(Giuseppe Di Maio) – Durante gli anni ’80, la polarizzazione del dibattito tra Craxi e De Mita, tra Nord e Sud, città e campagna, che portò alla marginalizzazione elettorale del PCI e del carico ideale che era stato egemone nel decennio precedente, fu solo uno degli aspetti della volgarizzazione della partecipazione politica. L’altro, fu l’avvento della Lega.

Lo scontro di soggetti sociali ed economici costretti alla convivenza dagli anni del boom, aveva procurato non pochi motivi di frizione nelle periferie industriali delle grandi città del Nord. I terroni avevano invaso i cortili brianzoli, le cascine del piano lombardo, i viali dalle Vallette a Nichelino. E malgrado fossero sfruttati e vilipesi, dopo qualche lustro avevano dato inizio alla scalata di non pochi centri di potere. Si allocavano nelle amministrazioni pubbliche, nel tessuto commerciale, nella finanza. Il disagio dei lombardi e dei padani superati dall’intraprendenza meridionale si fece invidia. L’orgoglio lombardo aveva assolutamente bisogno di un braccio temporale.

Dall’aprile 1984 alle elezioni politiche del 1987 la Lega lombarda acquista rappresentanti in amministrazioni provinciali e persino un seggio al Senato. Che Umberto Bossi fosse un iscritto ad una sezione del PCI di Samarate dimostra solo la provenienza popolare dei capi fondatori e non il loro orientamento politico. La Lega lombarda è antidemocratica e reazionaria dalla sua fondazione, l’ostilità verso i meridionali è il suo contenuto ideologico. Il corpo mitologico che arricchì il miserabile antimeridionalismo cominciò ad essere costruito solo dopo la fortunata campagna elettorale del 1992, quando la pattuglia leghista a Roma fu di ben 80 parlamentari.

L’ideologia della Lega è stata la prevaricazione, la fisicità, la territorialità, la malafede. La padronalità preconcetta, l’arroganza, l’esaltazione del vincolo e dell’ignoranza, avrebbero dovuto far salire le quotazioni sociali di ogni leghista, avrebbero dovuto arricchirlo a scapito dei terroni.
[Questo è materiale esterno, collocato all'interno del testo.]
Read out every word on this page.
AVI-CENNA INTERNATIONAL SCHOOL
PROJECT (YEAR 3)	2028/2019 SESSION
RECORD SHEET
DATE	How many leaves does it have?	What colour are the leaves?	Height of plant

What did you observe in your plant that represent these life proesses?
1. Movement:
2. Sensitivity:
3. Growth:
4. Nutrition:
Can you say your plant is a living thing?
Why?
E ci sono riusciti. I leghisti rubarono al grido di Roma ladrona, e un esercito di capre analfabete invase le amministrazioni del Nord ruttando al grido di “fuori il terrone incapace” e “padroni a casa nostra”. Da coscienza della sinistra, quale l’aveva dipinta Bossi nei primi tempi, la Lega e il leghismo divennero contigui alla destra, fino a rappresentare un’ampia parte dell’animo fascista nazionale. Si era replicato l’identico percorso reazionario dei Fasci di combattimento.

La Lega ha vissuto per 30 anni come un parassita dell’egemonia del Nord, dell’iniqua ripartizione della ricchezza fino alle recessione del 2007 e dei debiti sovrani. La sua questione morale, la decadenza del berlusconismo e l’affanno dell’Occidente hanno messo in crisi il partito, ma non ne hanno cambiato il nucleo ideologico. Con Salvini l’iniezione di gioventù ha moltiplicato i rutti e inseguito l’approvazione di tutto l’elettorato reazionario, non escluso quello meridionale. Si è capito che il più grande serbatoio della reazione e dell’ignoranza era senza discussione nell’animo cattolico anticristiano, e per poterlo seguire Matteo ha fatto deporre ai suoi le corna gallo-padane e baciare i grani del rosario.

Ecco: questo è l’elettorato che cerca vantaggi dalla politica, il popolo che cerca le rivincite. I suoi campioni sono i ladri che strizzano l’occhio agli interessi disonesti, che prospettano guadagni illegittimi, profitti immeritati. Altra capacità non è necessaria. Lo sport nazionale dell’informazione asservita (cioè quello di colpire gli unici competenti che lavorano e studiano ogni maledetto passaggio politico, sì, proprio i laici del M5S) ha persino fatto diventare esperti fenomeni psicologici e inqualificabili fessi. Gallera che spiega Rt = 0,51, non è un caso isolato, ma solo l’ultima delle gravi distorsioni a cui ha condotto la parabola di questa politica. Altre ce ne attendono finché vorremo sopportare il voto degli asini.